# Dimming a Beamswork/Green Element



## jeffkrol (Jun 5, 2013)

I know people have done it and I know the many "theoretical" methods it can be done. 
What I don't know is a good "collection" of methods/dimmers that work or don't work w/ various styles .. 
.5W 1W ect 

so hopefully for the sake of clarity those that have done it will post here.

most of these fixtures are constant voltage types (just like the millions of ribbon 5050's out there) so should be easily dimmable..
Only problem is max current ect..
so lets get a "build" thread started here. 

Obviously this can apply to any light w/ a separate "power supply" and run in constant voltage mode.


----------



## jeffkrol (Jun 5, 2013)

Looks like I need to start:
Manual dimmer for high watt Beamsworks..
http://www.aliexpress.com/item/DC-9...8AmqXbnh4kQk0e9mAVr8pHJPopxV&cn=9263&cv=15091

Power brick to V(in) lights on "motor out"



> DC 9-60V 20A 600W Aluminum Shell PWM Pulse Width Motor Speed Control Switch Dimmer Governor #090487
> 
> Feature:
> Working voltage: DC 9-60V
> ...


----------



## mattinmd (Aug 16, 2014)

There's quite a lot of LED dimmers out there.... I guess the real questions would be what kind of voltage and current do the beamswork fixtures run at?

I've recently been planning to convert my Finnex project to use an IR remote-control dimmer.
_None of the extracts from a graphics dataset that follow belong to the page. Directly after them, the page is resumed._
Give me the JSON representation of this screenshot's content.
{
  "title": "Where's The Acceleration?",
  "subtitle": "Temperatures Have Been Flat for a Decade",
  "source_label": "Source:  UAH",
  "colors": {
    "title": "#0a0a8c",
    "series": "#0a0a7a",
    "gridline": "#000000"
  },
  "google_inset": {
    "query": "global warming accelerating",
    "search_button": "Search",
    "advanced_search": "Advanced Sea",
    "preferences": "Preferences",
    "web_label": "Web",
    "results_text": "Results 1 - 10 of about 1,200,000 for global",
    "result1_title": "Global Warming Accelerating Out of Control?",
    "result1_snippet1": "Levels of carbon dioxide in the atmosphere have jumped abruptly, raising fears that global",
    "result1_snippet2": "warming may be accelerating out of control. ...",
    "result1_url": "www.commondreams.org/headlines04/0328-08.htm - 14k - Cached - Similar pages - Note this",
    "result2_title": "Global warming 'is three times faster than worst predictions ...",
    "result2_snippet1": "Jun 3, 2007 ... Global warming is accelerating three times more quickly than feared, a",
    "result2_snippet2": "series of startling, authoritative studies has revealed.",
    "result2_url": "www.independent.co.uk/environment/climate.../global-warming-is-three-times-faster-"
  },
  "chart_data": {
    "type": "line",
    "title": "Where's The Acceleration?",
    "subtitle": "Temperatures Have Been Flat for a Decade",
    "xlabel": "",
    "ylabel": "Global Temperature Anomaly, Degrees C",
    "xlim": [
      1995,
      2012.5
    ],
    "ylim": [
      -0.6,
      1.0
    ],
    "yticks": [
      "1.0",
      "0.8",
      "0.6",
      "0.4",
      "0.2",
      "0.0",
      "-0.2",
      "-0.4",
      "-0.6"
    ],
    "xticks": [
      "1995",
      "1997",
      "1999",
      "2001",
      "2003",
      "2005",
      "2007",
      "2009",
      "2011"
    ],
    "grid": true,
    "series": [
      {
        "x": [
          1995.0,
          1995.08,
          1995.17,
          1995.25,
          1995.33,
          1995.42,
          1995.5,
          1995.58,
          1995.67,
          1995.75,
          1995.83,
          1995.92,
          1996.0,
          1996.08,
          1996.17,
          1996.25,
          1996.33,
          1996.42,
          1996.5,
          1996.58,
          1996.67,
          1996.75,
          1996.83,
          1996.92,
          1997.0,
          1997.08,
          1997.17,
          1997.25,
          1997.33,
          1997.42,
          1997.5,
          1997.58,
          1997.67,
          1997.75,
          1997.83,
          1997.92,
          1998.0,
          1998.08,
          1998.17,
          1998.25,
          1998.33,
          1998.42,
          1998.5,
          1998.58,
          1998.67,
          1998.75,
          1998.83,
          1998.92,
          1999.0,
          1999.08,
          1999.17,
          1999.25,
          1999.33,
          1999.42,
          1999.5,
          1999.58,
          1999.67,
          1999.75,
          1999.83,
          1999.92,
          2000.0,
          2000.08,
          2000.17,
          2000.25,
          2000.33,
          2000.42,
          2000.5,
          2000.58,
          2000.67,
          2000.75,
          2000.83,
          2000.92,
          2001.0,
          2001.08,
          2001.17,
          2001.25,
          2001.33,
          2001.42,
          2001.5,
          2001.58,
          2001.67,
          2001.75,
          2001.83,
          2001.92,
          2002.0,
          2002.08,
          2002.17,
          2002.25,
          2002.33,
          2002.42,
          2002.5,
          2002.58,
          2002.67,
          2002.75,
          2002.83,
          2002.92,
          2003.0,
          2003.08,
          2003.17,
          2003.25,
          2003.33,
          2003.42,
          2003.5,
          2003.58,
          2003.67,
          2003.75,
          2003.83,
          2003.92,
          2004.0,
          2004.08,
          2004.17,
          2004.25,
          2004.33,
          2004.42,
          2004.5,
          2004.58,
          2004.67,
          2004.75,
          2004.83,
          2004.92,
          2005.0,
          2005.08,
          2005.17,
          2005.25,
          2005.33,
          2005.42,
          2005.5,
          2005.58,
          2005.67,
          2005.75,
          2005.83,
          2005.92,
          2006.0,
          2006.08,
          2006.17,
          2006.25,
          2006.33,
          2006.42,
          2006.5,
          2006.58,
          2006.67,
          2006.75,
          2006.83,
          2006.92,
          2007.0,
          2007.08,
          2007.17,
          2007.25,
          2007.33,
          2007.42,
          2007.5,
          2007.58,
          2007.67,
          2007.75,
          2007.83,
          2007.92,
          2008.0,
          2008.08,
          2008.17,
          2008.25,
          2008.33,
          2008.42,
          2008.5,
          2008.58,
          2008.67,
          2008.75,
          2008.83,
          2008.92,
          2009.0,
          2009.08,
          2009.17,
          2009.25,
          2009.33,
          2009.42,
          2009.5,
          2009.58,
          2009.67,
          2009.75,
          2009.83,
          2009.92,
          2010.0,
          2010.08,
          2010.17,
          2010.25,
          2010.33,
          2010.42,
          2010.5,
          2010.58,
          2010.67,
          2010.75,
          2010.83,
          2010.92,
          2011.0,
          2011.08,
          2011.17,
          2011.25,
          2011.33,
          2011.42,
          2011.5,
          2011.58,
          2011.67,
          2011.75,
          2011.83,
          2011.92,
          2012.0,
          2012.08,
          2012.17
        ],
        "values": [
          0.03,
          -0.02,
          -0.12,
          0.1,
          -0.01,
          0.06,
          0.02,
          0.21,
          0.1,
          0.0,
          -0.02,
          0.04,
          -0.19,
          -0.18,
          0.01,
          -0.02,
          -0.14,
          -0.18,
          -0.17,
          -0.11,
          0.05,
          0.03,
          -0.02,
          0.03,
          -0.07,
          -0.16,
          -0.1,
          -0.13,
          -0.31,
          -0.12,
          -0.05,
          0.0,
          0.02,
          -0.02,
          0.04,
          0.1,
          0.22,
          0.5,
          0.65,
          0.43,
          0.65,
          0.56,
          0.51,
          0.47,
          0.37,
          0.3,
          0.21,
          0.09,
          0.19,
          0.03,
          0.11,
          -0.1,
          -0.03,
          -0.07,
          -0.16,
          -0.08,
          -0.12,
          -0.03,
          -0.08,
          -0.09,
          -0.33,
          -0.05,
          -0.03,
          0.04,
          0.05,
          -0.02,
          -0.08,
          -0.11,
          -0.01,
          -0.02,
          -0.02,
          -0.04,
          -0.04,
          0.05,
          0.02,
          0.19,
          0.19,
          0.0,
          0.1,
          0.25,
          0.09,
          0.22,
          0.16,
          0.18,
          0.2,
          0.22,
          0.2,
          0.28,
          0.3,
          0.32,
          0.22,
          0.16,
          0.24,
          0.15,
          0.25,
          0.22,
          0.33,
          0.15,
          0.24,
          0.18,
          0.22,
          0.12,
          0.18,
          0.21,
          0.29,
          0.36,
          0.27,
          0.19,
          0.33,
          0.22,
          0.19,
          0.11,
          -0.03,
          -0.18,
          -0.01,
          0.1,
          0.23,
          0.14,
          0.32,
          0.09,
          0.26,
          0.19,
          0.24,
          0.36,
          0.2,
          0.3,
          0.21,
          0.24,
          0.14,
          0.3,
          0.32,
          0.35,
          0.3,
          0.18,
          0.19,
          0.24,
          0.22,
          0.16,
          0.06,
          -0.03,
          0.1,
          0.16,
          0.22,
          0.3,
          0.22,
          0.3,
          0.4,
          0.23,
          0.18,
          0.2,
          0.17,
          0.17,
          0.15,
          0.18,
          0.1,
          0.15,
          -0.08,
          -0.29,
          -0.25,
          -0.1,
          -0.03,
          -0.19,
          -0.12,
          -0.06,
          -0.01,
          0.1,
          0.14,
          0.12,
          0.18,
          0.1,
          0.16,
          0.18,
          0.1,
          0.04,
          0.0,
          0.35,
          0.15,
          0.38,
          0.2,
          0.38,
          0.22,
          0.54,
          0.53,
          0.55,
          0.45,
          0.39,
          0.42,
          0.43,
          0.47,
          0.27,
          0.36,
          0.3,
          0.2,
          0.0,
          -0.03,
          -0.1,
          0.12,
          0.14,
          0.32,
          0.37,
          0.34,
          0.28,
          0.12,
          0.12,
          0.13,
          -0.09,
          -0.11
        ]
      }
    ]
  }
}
It is suitable for 12-24 applications, and claims up to 6 amps, but I'd venture to guess is really shouldn't be run over 3.


http://www.amazon.com/gp/product/B00KS20W7Q/ref=oh_aui_detailpage_o01_s00?ie=UTF8&psc=1

Which is replacing this model I originally used: (5-25 volts, 4 amps, but again probably only good to 3 amps)
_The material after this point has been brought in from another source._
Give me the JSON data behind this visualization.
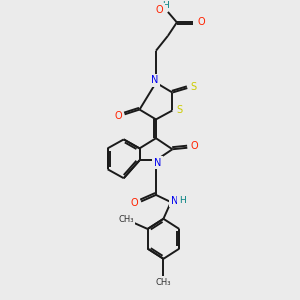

http://www.amazon.com/gp/product/B007RFMY1O/ref=oh_aui_search_detailpage?ie=UTF8&psc=1

There's some heavier duty knob types using screw terminals: (12-24v 8 amp)
http://www.amazon.com/Triangle-Bulbs-12-24V-Lights-Controller/dp/B00IYXGEEQ/ref=sr_1_2?ie=UTF8&qid=1426276370&sr=8-2&keywords=led+dimmer+12+24


There's also some hardwire ones out there that are RF controlled (5-24v 12amp)
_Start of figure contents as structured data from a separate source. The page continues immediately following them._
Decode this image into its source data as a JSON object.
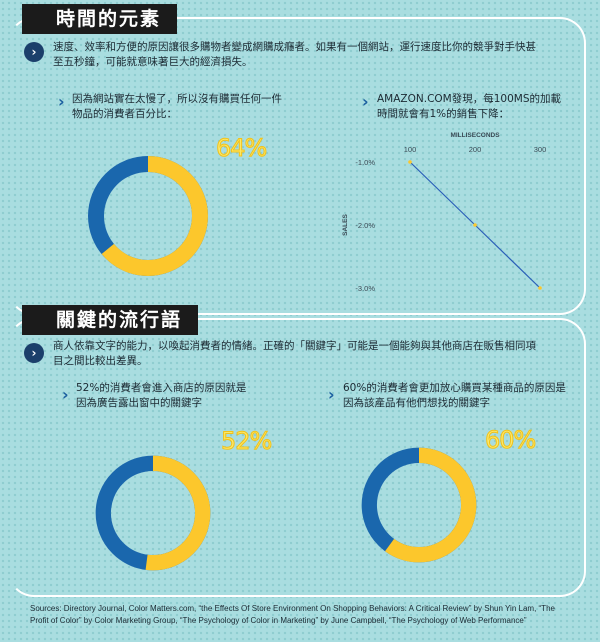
{
  "section1": {
    "title": "時間的元素",
    "intro": "速度、效率和方便的原因讓很多購物者變成網購成癮者。如果有一個網站，運行速度比你的競爭對手快甚至五秒鐘，可能就意味著巨大的經濟損失。",
    "item1_text": "因為網站實在太慢了，所以沒有購買任何一件物品的消費者百分比：",
    "item1_percent": "64%",
    "item1_value": 0.64,
    "item2_text": "AMAZON.COM發現，每100MS的加載時間就會有1%的銷售下降：",
    "chart_data": {
      "type": "line",
      "xlabel": "MILLISECONDS",
      "ylabel": "SALES",
      "x_ticks": [
        "100",
        "200",
        "300"
      ],
      "y_ticks": [
        "-1.0%",
        "-2.0%",
        "-3.0%"
      ],
      "x": [
        100,
        200,
        300
      ],
      "y": [
        -1.0,
        -2.0,
        -3.0
      ],
      "xlim": [
        100,
        300
      ],
      "ylim": [
        -3.0,
        -1.0
      ],
      "grid": false
    }
  },
  "section2": {
    "title": "關鍵的流行語",
    "intro": "商人依靠文字的能力，以喚起消費者的情緒。正確的「關鍵字」可能是一個能夠與其他商店在販售相同項目之間比較出差異。",
    "item1_text": "52%的消費者會進入商店的原因就是因為廣告露出窗中的關鍵字",
    "item1_percent": "52%",
    "item1_value": 0.52,
    "item2_text": "60%的消費者會更加放心購買某種商品的原因是因為該產品有他們想找的關鍵字",
    "item2_percent": "60%",
    "item2_value": 0.6
  },
  "sources": "Sources: Directory Journal, Color Matters.com, “the Effects Of Store Environment On Shopping Behaviors: A Critical Review” by Shun Yin Lam, “The Profit of Color” by Color Marketing Group, “The Psychology of Color in Marketing” by June Campbell, “The Psychology of Web Performance”",
  "colors": {
    "blue": "#1a67ad",
    "yellow": "#fcc72c",
    "dark": "#1b1b1b",
    "line": "#2a5fb8"
  }
}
Just beware a lot of these devices floating around Amazon have absurd current claims.. I think they're just basing them off what the can handle for 60 seconds without melting (ie: a short-term surge current) in some cases...


----------



## jeffkrol (Jun 5, 2013)

mattinmd said:


> There's quite a lot of LED dimmers out there.... I guess the real questions would be what kind of voltage and current do the beamswork fixtures run at?
> 
> I've recently been planning to convert my Finnex project to use an IR remote-control dimmer. It is suitable for 12-24 applications, and claims up to 6 amps, but I'd venture to guess is really shouldn't be run over 3.
> 
> ...


Beamsworks power supplies ar either 12,15, or 24V.. just an Fyi

Power output is based on watts of LED's..


----------